During my first semester here at Columbia, I found myself in a room of queer and queer-friendly students and faculty discussing a question that I had never considered before—what do you like most about being queer? “What could I possibly like about being queer?” I remember thinking. Fortunately, another member of the group quickly enlightened me. Being gay, he argued, is just really fun.
Frankly, he is partly right. While we read way too many reports of suicides by LGBTQ-identified youth and instances of violence against LGBTQ and allied persons both in the U.S. and abroad, being a part of this community can indeed be exhilarating and rewarding. Here at Columbia, Queer Awareness Month is riddled with examples of how the LGBTQ community strikes an oft-incredible balance between discussing difficult issues and throwing a dance party. Just this month, QuAM hosted “Swing Both Ways,” an event intended to raise awareness of biphobia through free swing dance lessons. Beyond our campus community, openly transgendered Chaz Bono performed on Dancing with the Stars while his supportive mother, Cher, watched from the audience. On National Coming Out Day, “out” celebrities shared what they felt was so amazing and powerful about being open about their sexual and gender identities.
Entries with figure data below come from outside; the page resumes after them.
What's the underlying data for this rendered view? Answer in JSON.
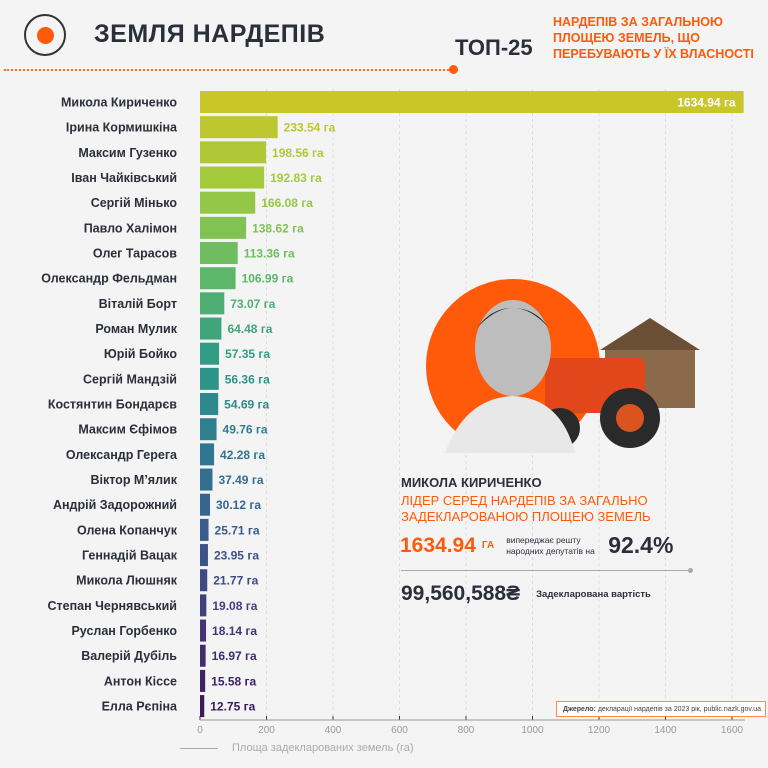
{
  "header": {
    "title": "ЗЕМЛЯ НАРДЕПІВ",
    "top": "ТОП-25",
    "subtitle": "НАРДЕПІВ ЗА ЗАГАЛЬНОЮ ПЛОЩЕЮ ЗЕМЕЛЬ, ЩО ПЕРЕБУВАЮТЬ У ЇХ ВЛАСНОСТІ",
    "accent": "#ff5a0a"
  },
  "chart_data": {
    "type": "bar",
    "orientation": "horizontal",
    "categories": [
      "Микола Кириченко",
      "Ірина Кормишкіна",
      "Максим Гузенко",
      "Іван Чайківський",
      "Сергій Мінько",
      "Павло Халімон",
      "Олег Тарасов",
      "Олександр Фельдман",
      "Віталій Борт",
      "Роман Мулик",
      "Юрій Бойко",
      "Сергій Мандзій",
      "Костянтин Бондарєв",
      "Максим Єфімов",
      "Олександр Герега",
      "Віктор М’ялик",
      "Андрій Задорожний",
      "Олена Копанчук",
      "Геннадій Вацак",
      "Микола Люшняк",
      "Степан Чернявський",
      "Руслан Горбенко",
      "Валерій Дубіль",
      "Антон Кіссе",
      "Елла Рєпіна"
    ],
    "values": [
      1634.94,
      233.54,
      198.56,
      192.83,
      166.08,
      138.62,
      113.36,
      106.99,
      73.07,
      64.48,
      57.35,
      56.36,
      54.69,
      49.76,
      42.28,
      37.49,
      30.12,
      25.71,
      23.95,
      21.77,
      19.08,
      18.14,
      16.97,
      15.58,
      12.75
    ],
    "value_labels": [
      "1634.94 га",
      "233.54 га",
      "198.56 га",
      "192.83 га",
      "166.08 га",
      "138.62 га",
      "113.36 га",
      "106.99 га",
      "73.07 га",
      "64.48 га",
      "57.35 га",
      "56.36 га",
      "54.69 га",
      "49.76 га",
      "42.28 га",
      "37.49 га",
      "30.12 га",
      "25.71 га",
      "23.95 га",
      "21.77 га",
      "19.08 га",
      "18.14 га",
      "16.97 га",
      "15.58 га",
      "12.75 га"
    ],
    "xlabel": "Площа задекларованих земель (га)",
    "xlim": [
      0,
      1640
    ],
    "xticks": [
      "0",
      "200",
      "400",
      "600",
      "800",
      "1000",
      "1200",
      "1400",
      "1600"
    ],
    "grid": true,
    "color_gradient": [
      "#c9c62a",
      "#9fca3e",
      "#5fb86a",
      "#2e9a86",
      "#2f7891",
      "#3a5b8c",
      "#44397a",
      "#3b1a5a"
    ]
  },
  "highlight": {
    "name": "МИКОЛА КИРИЧЕНКО",
    "lead": "ЛІДЕР СЕРЕД НАРДЕПІВ ЗА ЗАГАЛЬНО ЗАДЕКЛАРОВАНОЮ ПЛОЩЕЮ ЗЕМЕЛЬ",
    "area_value": "1634.94",
    "area_unit": "ГА",
    "ahead_text": "випереджає решту народних депутатів на",
    "ahead_pct": "92.4%",
    "cost": "99,560,588₴",
    "cost_label": "Задекларована вартість"
  },
  "source": {
    "label": "Джерело:",
    "text": " декларації нардепів за 2023 рік, public.nazk.gov.ua"
  }
}
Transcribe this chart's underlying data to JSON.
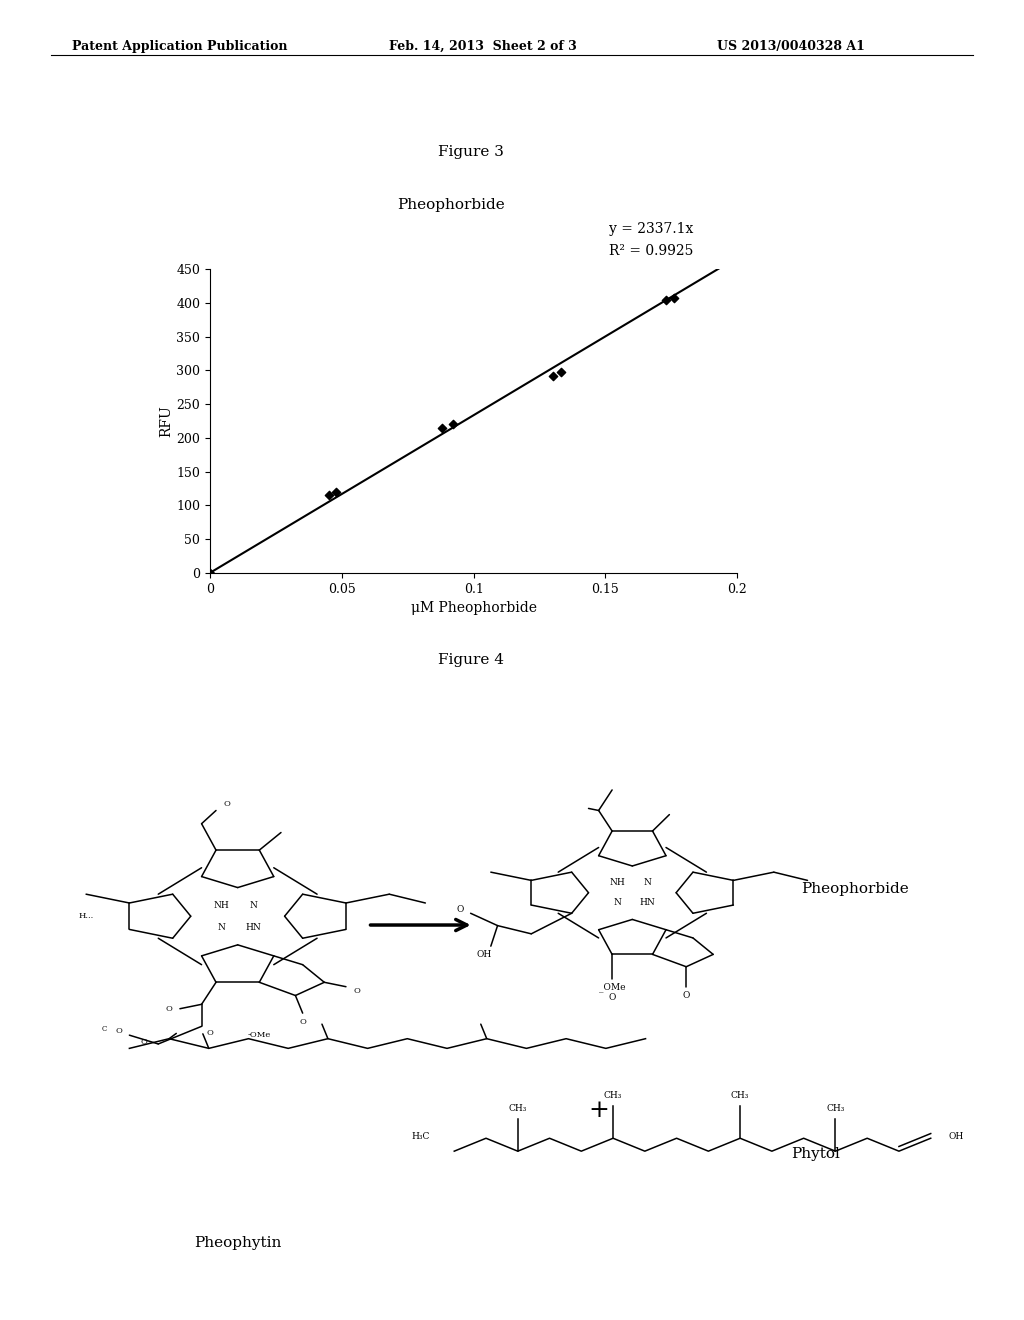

Mainstream American culture seems to have become quite comfortable with these slivers of LGBTQ culture—the existence of bisexuality, portraits of out and content LGBTQ individuals, and the trials of “coming out” narratives. Being honest about one’s sexual orientation and, to a lesser extent, gender identity, is no longer shocking. In the more liberal enclaves of this country, notably our campus, there is a certain expectation that gay people are as out and open about their sexualities as their straight colleagues are. In general, we sincerely want to believe that being gay is as normal as having short hair or a predilection for the color blue. A straight, cisgendered male friend once told me that he had no problem being perceived as gay. There is something extraordinarily liberating about being a young queer— or not—person at a university in New York City that can sometimes blind us to the hardships that queer people continue to face.
The truth is that no matter how much levity adorns our conversations on queer issues, holding an LGBTQ identity remains burdensome. For those who are newly out, there are questions about how to become involved in the queer community ranging from the aesthetic concern—what to wear to one’s first First Friday—to how to talk about being gay with a curious or, perhaps, confrontational roommate. We cannot forget that LGBTQ people have higher rates of mental illness than heterosexual people, and almost all LGBTQ-identified persons report experiencing harassment on account of their identity at some point during their lives.
While it is wonderful when straight allies express support for their queer brethren, adopting a queer identity often brings to light a unique set of questions and concerns. It is quite important that LGBTQ and questioning persons have access to resources able to appropriately address issues inherent to having a queer identity. These resources can take many different shapes, often arriving in the forms of friends and mentors. On campus, Queer Peers and Allies is a new initiative that provides a safe, confidential space for LGBTQ and questioning students to talk with other students about queer issues. Several times each week, trained queer and allied students are available to discuss coming out to friends from home or the difficulties of being in a queer relationship in an online chat environment. The queer community at Columbia is privileged insofar as we can safely be out and proud knowing that, in the event that we feel unsafe in the classroom or residence hall, there are resources in place to support us as students. But, for the personal issues that are unique to LGBTQ individuals, it is also important that there are venues for each of us to discuss these problems with empathetic listeners, because ultimately, being queer should, at least some of the time, be a lot of fun.
The author has been granted anonymity due to the fact that she is not open about her sexuality. She is a member of Queer Peers and Allies.